Ich habe versucht, diese Abfrage effizient in den letzten zwei Tagen zu erhalten. Ich habe mehr über das Oracle-Index-Verhalten erfahren, von dem ich denke, dass ich an dieser Stelle verwirrt bin, was funktionieren soll und was nicht.Oracle: Optimieren zweimal Self-Join-Abfrage
Grundsätzlich besteht die Abfrage darin, Werte zu summieren und mit Werten von gestern und letzter Woche zu vergleichen.
Ich habe herum gespielt mit Breakdown, ich habe in meinem Kopf analytische Abfragen und wechselnde Reihenfolge der Indizes gespielt, aber nichts scheint zu funktionieren. All mein Test war auf einem Tisch mit 500K Reihen, sobald ich ihn auf einem Tisch mit 20 Millionen Reihen laufen lasse dauert es einfach ewig.
Jede Hilfe wird sehr geschätzt.
Ich habe den ursprünglichen Beitrag geändert, damit Sie mir helfen können. :)
CREATE TABLE TABLE_1
(ORDER_LINE_ID NUMBER, OFFSET NUMBER, BREAK_ID NUMBER, ZONE NUMBER, NETWORK NUMBER, HOUR_OF_DAY NUMBER, START_TIME DATE, END_TIME DATE, SUCCESS NUMBER
CONSTRAINT "TABLE_1_PK" PRIMARY KEY (ORDER_LINE_ID, OFFSET, BREAK_ID, ZONE, HOUR_OF_DAY))
-- SUCCESS is already aggregated during the insert
-- These are last week's records
INSERT INTO TABLE_1 (ORDER_LINE_ID, OFFSET, BREAK_ID, ZONE, NETWORK, HOUR_OF_DAY, START_TIME, END_TIME, SUCCESS)
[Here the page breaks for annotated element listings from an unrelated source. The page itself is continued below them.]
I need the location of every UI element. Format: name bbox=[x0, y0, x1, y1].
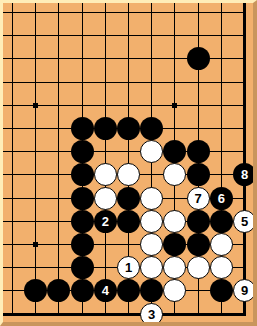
white-stone bbox=[140, 256, 163, 279]
white-stone bbox=[210, 233, 233, 256]
white-stone bbox=[117, 163, 140, 186]
black-stone bbox=[140, 279, 163, 302]
black-stone bbox=[163, 233, 186, 256]
grid-line-horizontal bbox=[3, 12, 246, 13]
star-point bbox=[172, 103, 177, 108]
black-stone bbox=[210, 210, 233, 233]
black-stone bbox=[71, 210, 94, 233]
white-stone bbox=[163, 163, 186, 186]
white-stone bbox=[140, 140, 163, 163]
grid-line-horizontal bbox=[3, 82, 246, 83]
white-stone bbox=[94, 187, 117, 210]
black-stone bbox=[71, 163, 94, 186]
star-point bbox=[33, 242, 38, 247]
black-stone bbox=[117, 210, 140, 233]
black-stone-numbered: 8 bbox=[233, 163, 253, 186]
black-stone bbox=[117, 117, 140, 140]
black-stone-numbered: 6 bbox=[210, 187, 233, 210]
white-stone bbox=[163, 279, 186, 302]
black-stone bbox=[187, 140, 210, 163]
black-stone bbox=[71, 117, 94, 140]
white-stone bbox=[94, 163, 117, 186]
grid-line-horizontal bbox=[3, 35, 246, 36]
black-stone bbox=[117, 187, 140, 210]
black-stone bbox=[210, 279, 233, 302]
black-stone bbox=[117, 279, 140, 302]
grid-line-horizontal bbox=[3, 105, 246, 106]
black-stone bbox=[71, 279, 94, 302]
black-stone bbox=[71, 256, 94, 279]
white-stone-numbered: 1 bbox=[117, 256, 140, 279]
grid-line-vertical bbox=[35, 3, 36, 316]
black-stone bbox=[71, 233, 94, 256]
go-board: 876251493 bbox=[0, 0, 257, 326]
white-stone-numbered: 9 bbox=[233, 279, 253, 302]
star-point bbox=[33, 103, 38, 108]
black-stone bbox=[71, 187, 94, 210]
grid-line-vertical bbox=[105, 3, 106, 316]
white-stone bbox=[140, 210, 163, 233]
black-stone bbox=[163, 140, 186, 163]
black-stone bbox=[47, 279, 70, 302]
white-stone-numbered: 7 bbox=[187, 187, 210, 210]
white-stone bbox=[140, 187, 163, 210]
white-stone bbox=[187, 256, 210, 279]
black-stone bbox=[187, 47, 210, 70]
black-stone bbox=[71, 140, 94, 163]
white-stone bbox=[140, 233, 163, 256]
board-edge-line-right bbox=[243, 3, 246, 316]
black-stone bbox=[187, 163, 210, 186]
white-stone bbox=[163, 256, 186, 279]
black-stone bbox=[187, 233, 210, 256]
black-stone bbox=[94, 117, 117, 140]
white-stone bbox=[210, 256, 233, 279]
black-stone bbox=[24, 279, 47, 302]
go-diagram: 876251493 bbox=[0, 0, 257, 326]
white-stone-numbered: 5 bbox=[233, 210, 253, 233]
grid-line-vertical bbox=[58, 3, 59, 316]
black-stone bbox=[187, 210, 210, 233]
go-board-grid: 876251493 bbox=[3, 3, 253, 322]
white-stone-numbered: 3 bbox=[140, 303, 163, 322]
black-stone-numbered: 2 bbox=[94, 210, 117, 233]
board-edge-line-bottom bbox=[3, 313, 246, 316]
grid-line-vertical bbox=[12, 3, 13, 316]
black-stone-numbered: 4 bbox=[94, 279, 117, 302]
black-stone bbox=[140, 117, 163, 140]
white-stone bbox=[163, 210, 186, 233]
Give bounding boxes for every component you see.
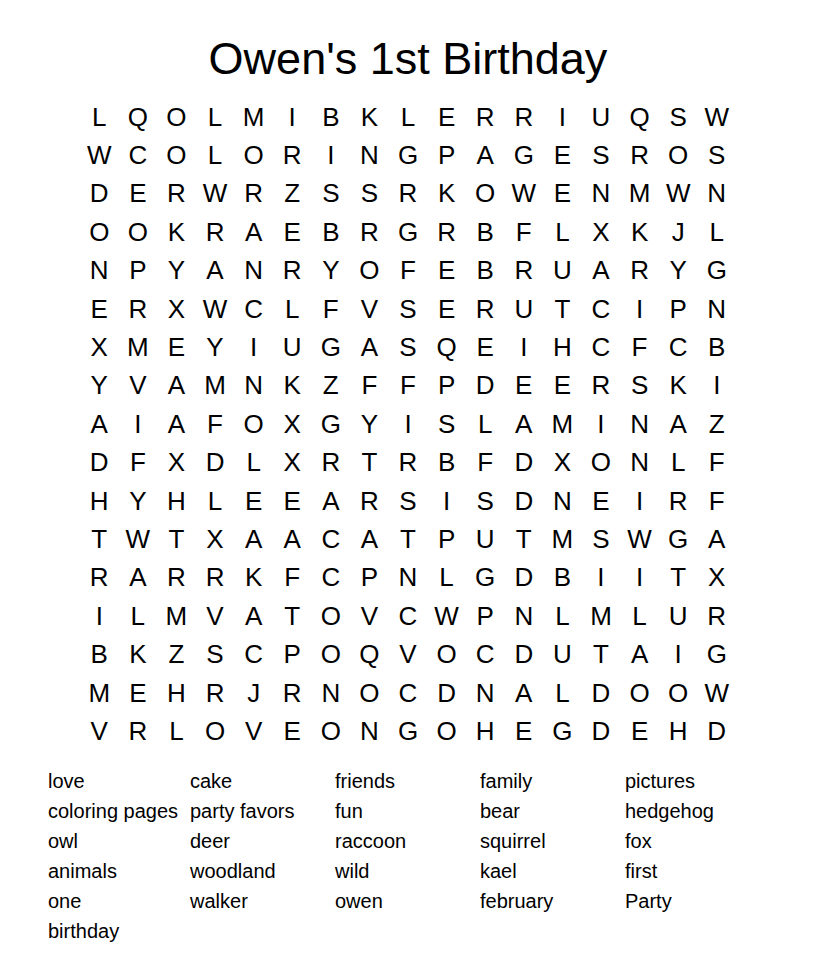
word-item: birthday [48, 916, 190, 946]
grid-cell: X [697, 558, 736, 596]
grid-cell: V [234, 712, 273, 750]
grid-cell: A [312, 481, 351, 519]
grid-cell: R [389, 174, 428, 212]
grid-cell: I [582, 405, 621, 443]
word-item: love [48, 766, 190, 796]
grid-cell: A [234, 597, 273, 635]
grid-cell: G [504, 136, 543, 174]
grid-cell: R [196, 558, 235, 596]
grid-cell: B [697, 328, 736, 366]
grid-cell: R [80, 558, 119, 596]
grid-cell: P [350, 558, 389, 596]
word-item: wild [335, 856, 480, 886]
grid-cell: R [659, 481, 698, 519]
grid-cell: C [582, 328, 621, 366]
grid-cell: O [80, 213, 119, 251]
grid-cell: R [466, 289, 505, 327]
grid-cell: N [543, 481, 582, 519]
grid-cell: D [582, 673, 621, 711]
grid-cell: U [543, 635, 582, 673]
grid-cell: A [504, 673, 543, 711]
grid-cell: S [350, 174, 389, 212]
word-item: squirrel [480, 826, 625, 856]
grid-cell: E [273, 481, 312, 519]
grid-cell: E [582, 481, 621, 519]
grid-cell: D [427, 673, 466, 711]
word-list: lovecoloring pagesowlanimalsonebirthdayc… [0, 766, 816, 946]
grid-cell: A [350, 520, 389, 558]
word-list-column: lovecoloring pagesowlanimalsonebirthday [48, 766, 190, 946]
grid-cell: U [504, 289, 543, 327]
grid-cell: A [697, 520, 736, 558]
word-list-column: familybearsquirrelkaelfebruary [480, 766, 625, 916]
grid-cell: E [427, 251, 466, 289]
grid-cell: C [389, 673, 428, 711]
grid-cell: S [389, 481, 428, 519]
grid-cell: L [697, 213, 736, 251]
grid-cell: C [659, 328, 698, 366]
grid-cell: C [119, 136, 158, 174]
grid-cell: D [80, 443, 119, 481]
grid-cell: S [620, 366, 659, 404]
grid-cell: V [350, 289, 389, 327]
grid-cell: D [582, 712, 621, 750]
grid-cell: X [196, 520, 235, 558]
grid-cell: V [196, 597, 235, 635]
grid-cell: A [659, 405, 698, 443]
grid-cell: F [312, 289, 351, 327]
grid-cell: E [157, 328, 196, 366]
grid-cell: L [466, 405, 505, 443]
grid-cell: I [389, 405, 428, 443]
grid-cell: E [466, 328, 505, 366]
word-item: one [48, 886, 190, 916]
grid-cell: Y [80, 366, 119, 404]
grid-cell: F [504, 213, 543, 251]
grid-cell: I [119, 405, 158, 443]
grid-cell: H [659, 712, 698, 750]
grid-cell: D [697, 712, 736, 750]
grid-cell: X [80, 328, 119, 366]
grid-cell: R [350, 213, 389, 251]
grid-cell: F [119, 443, 158, 481]
grid-cell: I [582, 558, 621, 596]
grid-cell: A [582, 251, 621, 289]
grid-cell: A [196, 251, 235, 289]
grid-cell: E [543, 136, 582, 174]
grid-cell: R [312, 443, 351, 481]
grid-cell: B [466, 213, 505, 251]
word-item: hedgehog [625, 796, 714, 826]
grid-cell: E [504, 712, 543, 750]
grid-cell: A [234, 213, 273, 251]
grid-cell: N [350, 136, 389, 174]
grid-cell: L [119, 597, 158, 635]
grid-cell: T [389, 520, 428, 558]
grid-cell: P [659, 289, 698, 327]
grid-cell: S [427, 405, 466, 443]
grid-cell: G [389, 712, 428, 750]
grid-cell: K [157, 213, 196, 251]
grid-cell: G [389, 136, 428, 174]
grid-cell: R [504, 98, 543, 136]
grid-cell: N [234, 366, 273, 404]
grid-cell: N [234, 251, 273, 289]
grid-cell: G [697, 635, 736, 673]
grid-cell: O [119, 213, 158, 251]
grid-cell: O [157, 136, 196, 174]
grid-cell: N [80, 251, 119, 289]
word-item: fun [335, 796, 480, 826]
grid-cell: I [234, 328, 273, 366]
grid-cell: R [582, 366, 621, 404]
grid-cell: R [466, 98, 505, 136]
grid-cell: E [504, 366, 543, 404]
grid-cell: A [80, 405, 119, 443]
grid-cell: E [427, 289, 466, 327]
word-list-column: friendsfunraccoonwildowen [335, 766, 480, 916]
grid-cell: A [350, 328, 389, 366]
grid-cell: L [196, 481, 235, 519]
grid-cell: U [659, 597, 698, 635]
grid-cell: F [466, 443, 505, 481]
grid-cell: E [620, 712, 659, 750]
grid-cell: Q [427, 328, 466, 366]
grid-cell: S [582, 136, 621, 174]
grid-cell: B [543, 558, 582, 596]
grid-cell: F [620, 328, 659, 366]
word-item: woodland [190, 856, 335, 886]
grid-cell: I [273, 98, 312, 136]
grid-cell: R [234, 174, 273, 212]
grid-cell: C [312, 558, 351, 596]
grid-cell: O [312, 597, 351, 635]
grid-cell: R [119, 289, 158, 327]
grid-cell: N [312, 673, 351, 711]
grid-cell: F [697, 443, 736, 481]
grid-cell: N [620, 443, 659, 481]
grid-cell: R [350, 481, 389, 519]
grid-cell: W [196, 289, 235, 327]
grid-cell: O [427, 712, 466, 750]
grid-cell: E [273, 712, 312, 750]
grid-cell: R [389, 443, 428, 481]
word-item: coloring pages [48, 796, 190, 826]
grid-cell: L [427, 558, 466, 596]
grid-cell: A [157, 405, 196, 443]
grid-cell: C [466, 635, 505, 673]
grid-cell: B [466, 251, 505, 289]
word-item: animals [48, 856, 190, 886]
grid-cell: K [427, 174, 466, 212]
grid-cell: R [427, 213, 466, 251]
grid-cell: N [620, 405, 659, 443]
grid-cell: C [312, 520, 351, 558]
grid-cell: R [273, 673, 312, 711]
grid-cell: R [273, 136, 312, 174]
grid-cell: K [119, 635, 158, 673]
grid-cell: N [389, 558, 428, 596]
grid-cell: O [350, 673, 389, 711]
grid-cell: L [620, 597, 659, 635]
grid-cell: G [312, 328, 351, 366]
grid-cell: N [350, 712, 389, 750]
grid-cell: N [697, 174, 736, 212]
grid-cell: N [697, 289, 736, 327]
grid-cell: D [80, 174, 119, 212]
page-title: Owen's 1st Birthday [0, 0, 816, 84]
grid-cell: G [466, 558, 505, 596]
grid-cell: Y [196, 328, 235, 366]
grid-cell: L [273, 289, 312, 327]
word-search-grid: LQOLMIBKLERRIUQSWWCOLORINGPAGESROSDERWRZ… [0, 98, 816, 751]
grid-cell: A [620, 635, 659, 673]
grid-cell: R [157, 174, 196, 212]
grid-cell: R [196, 213, 235, 251]
grid-cell: V [119, 366, 158, 404]
grid-cell: I [80, 597, 119, 635]
grid-cell: F [273, 558, 312, 596]
grid-cell: L [389, 98, 428, 136]
grid-cell: H [466, 712, 505, 750]
grid-cell: Y [157, 251, 196, 289]
grid-cell: K [273, 366, 312, 404]
grid-cell: W [697, 673, 736, 711]
grid-cell: R [620, 251, 659, 289]
grid-cell: W [620, 520, 659, 558]
grid-cell: S [196, 635, 235, 673]
grid-cell: T [582, 635, 621, 673]
grid-cell: N [466, 673, 505, 711]
grid-cell: D [196, 443, 235, 481]
grid-cell: I [620, 558, 659, 596]
word-item: first [625, 856, 714, 886]
grid-cell: A [273, 520, 312, 558]
grid-cell: I [543, 98, 582, 136]
grid-cell: J [659, 213, 698, 251]
grid-cell: Y [659, 251, 698, 289]
grid-cell: K [350, 98, 389, 136]
grid-cell: Y [119, 481, 158, 519]
word-item: walker [190, 886, 335, 916]
word-item: friends [335, 766, 480, 796]
grid-cell: T [659, 558, 698, 596]
word-item: bear [480, 796, 625, 826]
grid-cell: S [389, 328, 428, 366]
grid-cell: D [504, 443, 543, 481]
grid-cell: Z [697, 405, 736, 443]
grid-cell: L [543, 213, 582, 251]
grid-cell: C [582, 289, 621, 327]
grid-cell: S [659, 98, 698, 136]
grid-cell: L [543, 673, 582, 711]
grid-cell: H [157, 481, 196, 519]
word-item: february [480, 886, 625, 916]
grid-cell: M [620, 174, 659, 212]
grid-cell: A [157, 366, 196, 404]
grid-cell: E [427, 98, 466, 136]
grid-cell: E [234, 481, 273, 519]
grid-cell: U [273, 328, 312, 366]
grid-cell: F [196, 405, 235, 443]
grid-cell: M [234, 98, 273, 136]
grid-cell: G [543, 712, 582, 750]
grid-cell: A [466, 136, 505, 174]
grid-cell: A [119, 558, 158, 596]
grid-cell: W [119, 520, 158, 558]
grid-cell: O [196, 712, 235, 750]
grid-cell: R [196, 673, 235, 711]
grid-cell: T [504, 520, 543, 558]
word-list-column: cakeparty favorsdeerwoodlandwalker [190, 766, 335, 916]
grid-cell: M [80, 673, 119, 711]
grid-cell: L [196, 98, 235, 136]
grid-cell: Z [157, 635, 196, 673]
grid-cell: N [582, 174, 621, 212]
grid-cell: M [543, 520, 582, 558]
grid-cell: E [80, 289, 119, 327]
word-item: Party [625, 886, 714, 916]
grid-cell: A [504, 405, 543, 443]
grid-cell: X [157, 289, 196, 327]
grid-cell: D [504, 635, 543, 673]
grid-cell: M [582, 597, 621, 635]
grid-cell: T [157, 520, 196, 558]
grid-cell: D [466, 366, 505, 404]
grid-cell: O [620, 673, 659, 711]
grid-cell: X [543, 443, 582, 481]
grid-cell: B [80, 635, 119, 673]
grid-cell: F [389, 251, 428, 289]
grid-cell: K [620, 213, 659, 251]
grid-cell: Q [620, 98, 659, 136]
grid-cell: X [157, 443, 196, 481]
grid-cell: H [543, 328, 582, 366]
grid-cell: O [582, 443, 621, 481]
grid-cell: O [234, 405, 273, 443]
grid-cell: V [80, 712, 119, 750]
grid-cell: M [157, 597, 196, 635]
grid-cell: E [543, 366, 582, 404]
grid-cell: X [273, 443, 312, 481]
grid-cell: W [80, 136, 119, 174]
grid-cell: L [157, 712, 196, 750]
grid-cell: O [659, 136, 698, 174]
grid-cell: I [620, 289, 659, 327]
word-item: kael [480, 856, 625, 886]
grid-cell: P [427, 520, 466, 558]
grid-cell: S [312, 174, 351, 212]
grid-cell: L [80, 98, 119, 136]
grid-cell: O [350, 251, 389, 289]
grid-cell: U [582, 98, 621, 136]
grid-cell: F [697, 481, 736, 519]
grid-cell: C [389, 597, 428, 635]
grid-cell: B [312, 213, 351, 251]
grid-cell: O [157, 98, 196, 136]
grid-cell: S [697, 136, 736, 174]
grid-cell: O [659, 673, 698, 711]
word-search-worksheet: Owen's 1st Birthday LQOLMIBKLERRIUQSWWCO… [0, 0, 816, 957]
grid-cell: R [273, 251, 312, 289]
grid-cell: Z [312, 366, 351, 404]
grid-cell: E [273, 213, 312, 251]
grid-cell: Q [119, 98, 158, 136]
grid-cell: E [119, 673, 158, 711]
grid-cell: P [466, 597, 505, 635]
grid-cell: M [196, 366, 235, 404]
grid-cell: M [543, 405, 582, 443]
grid-cell: I [697, 366, 736, 404]
grid-cell: G [312, 405, 351, 443]
grid-cell: L [659, 443, 698, 481]
grid-cell: R [620, 136, 659, 174]
grid-cell: W [697, 98, 736, 136]
grid-cell: A [234, 520, 273, 558]
word-list-column: pictureshedgehogfoxfirstParty [625, 766, 714, 916]
grid-cell: T [543, 289, 582, 327]
grid-cell: Y [350, 405, 389, 443]
grid-cell: I [504, 328, 543, 366]
grid-cell: I [312, 136, 351, 174]
grid-cell: C [234, 289, 273, 327]
grid-cell: U [543, 251, 582, 289]
grid-cell: R [157, 558, 196, 596]
word-item: owen [335, 886, 480, 916]
grid-cell: W [659, 174, 698, 212]
grid-cell: C [234, 635, 273, 673]
grid-cell: I [620, 481, 659, 519]
grid-cell: Q [350, 635, 389, 673]
grid-cell: W [504, 174, 543, 212]
grid-cell: H [157, 673, 196, 711]
grid-cell: T [80, 520, 119, 558]
word-item: deer [190, 826, 335, 856]
grid-cell: I [659, 635, 698, 673]
grid-cell: L [196, 136, 235, 174]
grid-cell: B [312, 98, 351, 136]
grid-cell: E [119, 174, 158, 212]
grid-cell: S [582, 520, 621, 558]
grid-cell: P [427, 136, 466, 174]
grid-cell: J [234, 673, 273, 711]
grid-cell: P [427, 366, 466, 404]
grid-cell: T [273, 597, 312, 635]
grid-cell: K [234, 558, 273, 596]
grid-cell: X [582, 213, 621, 251]
grid-cell: L [543, 597, 582, 635]
grid-cell: E [543, 174, 582, 212]
grid-cell: G [697, 251, 736, 289]
grid-cell: M [119, 328, 158, 366]
grid-cell: R [119, 712, 158, 750]
grid-cell: N [504, 597, 543, 635]
grid-cell: K [659, 366, 698, 404]
grid-cell: W [196, 174, 235, 212]
grid-cell: G [389, 213, 428, 251]
grid-cell: R [504, 251, 543, 289]
grid-cell: O [234, 136, 273, 174]
grid-cell: D [504, 481, 543, 519]
word-item: pictures [625, 766, 714, 796]
grid-cell: P [273, 635, 312, 673]
grid-cell: W [427, 597, 466, 635]
grid-cell: D [504, 558, 543, 596]
word-item: family [480, 766, 625, 796]
grid-cell: O [312, 712, 351, 750]
grid-cell: R [697, 597, 736, 635]
grid-cell: X [273, 405, 312, 443]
VALUES (1,0,1, 1, 1, 2016042001,'04/20/2016 00:00:00', '04/20/2016 02:00:00', 1);
INSERT INTO TABLE_1 (ORDER_LINE_ID, OFFSET, BREAK_ID, ZONE, NETWORK, HOUR_OF_DAY, START_TIME, END_TIME, SUCCESS)
VALUES (1,30,1, 1, 1, 2016042001,'04/20/2016 00:00:00', '04/20/2016 02:00:00', 2);
INSERT INTO TABLE_1 (ORDER_LINE_ID, OFFSET, BREAK_ID, ZONE, NETWORK, HOUR_OF_DAY, START_TIME, END_TIME, SUCCESS)
VALUES (2,0,1, 1, 1, 2016042001,'04/20/2016 00:00:00', '04/20/2016 02:00:00', 1);
INSERT INTO TABLE_1 (ORDER_LINE_ID, OFFSET, BREAK_ID, ZONE, NETWORK, HOUR_OF_DAY, START_TIME, END_TIME, SUCCESS)
VALUES (2,30,1, 1, 1, 2016042001,'04/20/2016 00:00:00', '04/20/2016 02:00:00', 1);
-- These are yesterday's records
INSERT INTO TABLE_1 (ORDER_LINE_ID, OFFSET, BREAK_ID, ZONE, NETWORK, HOUR_OF_DAY, START_TIME, END_TIME, SUCCESS)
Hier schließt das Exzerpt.